Often after a breakup there is an excess of free time, especially if you previously lived together and circle of friends consisted mainly of friends and relatives of the partner. Now, when you became lonely, you may be tempted to re-establish contact with him under the pretext of friendship.
Do not make friends with the former only to monitor what is going on in his life
"The opportunity to return to the old and familiar way of life, at the same time convincing yourself that you are" just friends ", it seems very tempting. It briefly consolation, but can lead to the fact that once again begin fickle love relationship. It is fraught with even greater mutual misunderstanding, uncertainty, and ultimately - deep dissatisfaction ", - says clinical psychologist from Atlanta Zainab Delavalla. Other methods suitable for the struggle with loneliness. Remember old hobbies, go somewhere with relatives or sign up as a volunteer in charities.

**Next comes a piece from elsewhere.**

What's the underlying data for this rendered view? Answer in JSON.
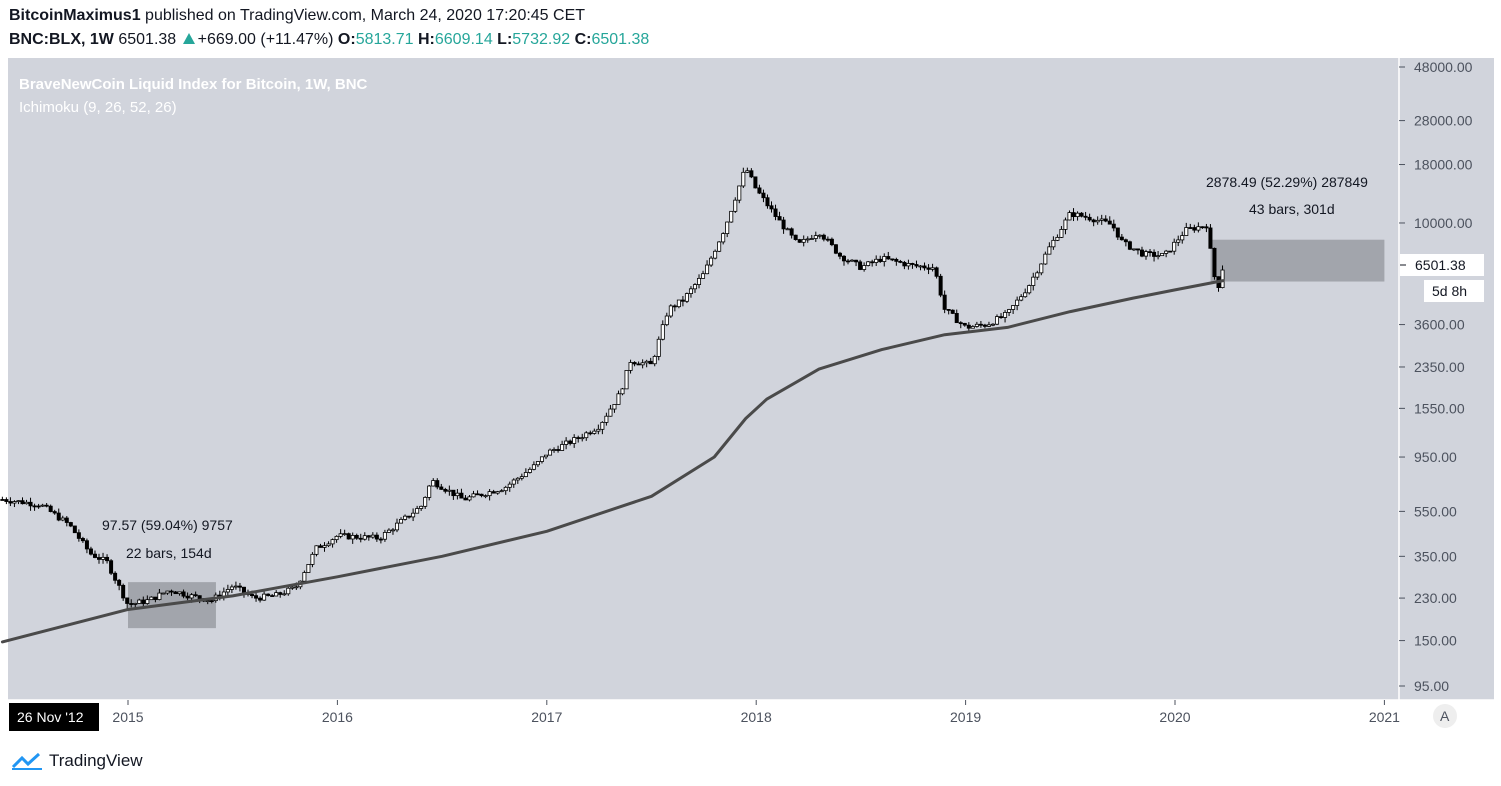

6. All the time you are looking for information about the former / ex
If you have a compulsive need to always check for updates in Instagram former partner to know where he is and with whom you are not ready to be friends.
"If you want to know the details of the life of the former / the former, but not ready to ask directly, you probably have remained an internal conflict or you are simply not ready to accept the fact that he now lives his life" - says Kathleen Dalen de Vos.
7. Do you expect that the former partner will be the way you always wanted it to
It is not necessary to be friends with the former only to monitor what is going on in his life, secretly hoping that it will magically change. This is an unhealthy behavior and a waste of time.
"If you broke up because of the incompatibility of characters or serious problems (alcoholism, infidelity, gambling), it is hardly possible to hope for significant changes. In addition, trying to restore the previous partner, you miss the opportunity to get acquainted with someone else, "- says Delavalla.